Reason I ask is because I think it makes more sense to set up a sleeping area in the main cabin. Add some plywood to support the bed, move some cushions and you're done. You then still have a head and a great storage place which is the best use for a v-berth on a small boat I think.


----------



## jimd333

I wouldn't mess withe the bulkheads. They are important structural members and besides spreading deck forces, they keep the shrouds from pulling the hull together...like squeezing a tube of toothpaste.


----------



## cb32863

Those bulkheads are not very structural. The main, thinker ones with the chainplates, yeah, leave those alone. I have seen mods where people have built a "lattice" box our of plywood that makes the two setees in the main salon in to one large berth. Might be easier to do that as you are going to probably want to keep the head and sink. You can store the parts for the biog berth in the v-berth and just quick set it up in the evenings. I think there are pics of this over at SBO in the O'Day area.


----------



## stpabr

Buy a house or a bigger boat


----------



## Minnesail

cb32863 said:


> I have seen mods where people have built a "lattice" box our of plywood that makes the two setees in the main salon in to one large berth.


I did this on my little boat, we now have a sleeping area that's a bit bigger than a full mattress.
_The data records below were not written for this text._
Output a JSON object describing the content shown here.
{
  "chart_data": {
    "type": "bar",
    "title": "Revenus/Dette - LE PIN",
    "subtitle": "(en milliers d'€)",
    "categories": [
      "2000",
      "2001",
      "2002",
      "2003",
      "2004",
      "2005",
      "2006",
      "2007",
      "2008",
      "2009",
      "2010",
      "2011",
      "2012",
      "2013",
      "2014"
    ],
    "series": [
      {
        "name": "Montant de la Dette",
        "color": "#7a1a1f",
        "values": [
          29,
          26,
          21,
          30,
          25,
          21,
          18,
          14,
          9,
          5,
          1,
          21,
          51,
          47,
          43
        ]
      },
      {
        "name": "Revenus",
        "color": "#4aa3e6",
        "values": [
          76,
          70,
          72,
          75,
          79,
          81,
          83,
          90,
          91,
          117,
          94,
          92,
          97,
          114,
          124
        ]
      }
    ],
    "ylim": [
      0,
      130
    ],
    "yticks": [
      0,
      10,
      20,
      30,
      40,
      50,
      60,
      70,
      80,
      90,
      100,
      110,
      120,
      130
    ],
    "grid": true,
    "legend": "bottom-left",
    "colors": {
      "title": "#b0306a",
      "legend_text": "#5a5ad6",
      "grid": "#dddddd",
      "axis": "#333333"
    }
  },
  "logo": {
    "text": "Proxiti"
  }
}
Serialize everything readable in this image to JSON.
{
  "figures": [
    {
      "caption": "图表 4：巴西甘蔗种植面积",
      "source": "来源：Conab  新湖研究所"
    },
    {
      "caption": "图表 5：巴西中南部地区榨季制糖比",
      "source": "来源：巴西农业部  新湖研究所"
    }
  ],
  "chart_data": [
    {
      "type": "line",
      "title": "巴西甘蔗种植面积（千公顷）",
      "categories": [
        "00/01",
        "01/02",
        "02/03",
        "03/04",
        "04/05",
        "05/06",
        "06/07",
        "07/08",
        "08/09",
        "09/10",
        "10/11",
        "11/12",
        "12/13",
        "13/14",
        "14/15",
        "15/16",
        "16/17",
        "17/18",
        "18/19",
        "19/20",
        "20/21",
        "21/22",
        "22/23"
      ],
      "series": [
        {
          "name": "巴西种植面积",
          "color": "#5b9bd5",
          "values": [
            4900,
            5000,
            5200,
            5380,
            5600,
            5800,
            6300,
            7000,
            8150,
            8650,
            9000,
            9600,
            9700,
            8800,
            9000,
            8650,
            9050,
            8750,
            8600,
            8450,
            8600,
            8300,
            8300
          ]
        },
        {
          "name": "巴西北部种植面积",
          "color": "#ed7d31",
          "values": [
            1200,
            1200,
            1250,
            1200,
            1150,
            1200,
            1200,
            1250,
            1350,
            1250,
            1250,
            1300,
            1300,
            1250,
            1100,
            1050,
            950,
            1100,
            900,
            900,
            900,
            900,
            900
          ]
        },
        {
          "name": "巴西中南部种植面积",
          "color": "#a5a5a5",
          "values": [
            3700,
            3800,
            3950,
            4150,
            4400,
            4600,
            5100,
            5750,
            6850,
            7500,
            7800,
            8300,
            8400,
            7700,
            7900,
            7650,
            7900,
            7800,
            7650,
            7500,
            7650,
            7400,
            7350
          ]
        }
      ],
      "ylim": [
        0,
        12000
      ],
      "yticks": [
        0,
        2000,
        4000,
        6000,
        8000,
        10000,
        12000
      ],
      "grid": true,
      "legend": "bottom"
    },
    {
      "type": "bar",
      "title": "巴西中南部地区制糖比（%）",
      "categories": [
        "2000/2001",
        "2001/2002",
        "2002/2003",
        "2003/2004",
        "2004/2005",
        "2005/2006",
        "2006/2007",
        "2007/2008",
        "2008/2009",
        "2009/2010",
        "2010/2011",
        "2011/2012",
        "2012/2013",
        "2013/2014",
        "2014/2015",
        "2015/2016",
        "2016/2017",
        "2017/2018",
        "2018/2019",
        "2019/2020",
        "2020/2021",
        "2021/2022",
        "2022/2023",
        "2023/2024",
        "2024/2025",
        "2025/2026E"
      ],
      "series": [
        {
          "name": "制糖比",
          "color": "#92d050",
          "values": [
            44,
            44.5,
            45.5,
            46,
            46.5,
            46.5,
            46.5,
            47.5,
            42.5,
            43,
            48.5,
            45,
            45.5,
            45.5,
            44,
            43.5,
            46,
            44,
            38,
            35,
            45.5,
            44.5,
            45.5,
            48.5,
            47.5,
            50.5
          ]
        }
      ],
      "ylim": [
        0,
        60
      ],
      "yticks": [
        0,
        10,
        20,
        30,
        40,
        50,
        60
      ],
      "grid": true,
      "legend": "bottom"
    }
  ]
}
Not bad for a Catalina 22! Also probably way easier than knocking out bulkheads.


----------



## i_amcdn

Hmmm...I went the other way on our Edel 665....I installed a half wall between the "salon" and the v-berth. And added a hanging area opposite to hang the PFDs. Created some privacy for the porta potti that is in the v-berth,


----------



## albrazzi

Lots of 30 footers have a hole in a locker bulkhead you just put your feet in. Google some older tartan 30s and see what I mean. Might work for you. Rest your feet on the Toilet seat and hope no one needs it while you're asleep. Or fashion a door that when closed maintains the head and drops down over the seat.


----------



## VickiLee

Yup! Buying a horse or a boat is a good idea.


----------



## SHNOOL

Interjecting ONLY to show a picture of AN interior to an Oday 25... Note chainplates are on the AFT of the 2 forward bulkheads, not on the one in question.  I think it's a masthead rig so there may be another set of chainplates on the forward bulkhead for forward lowers.


----------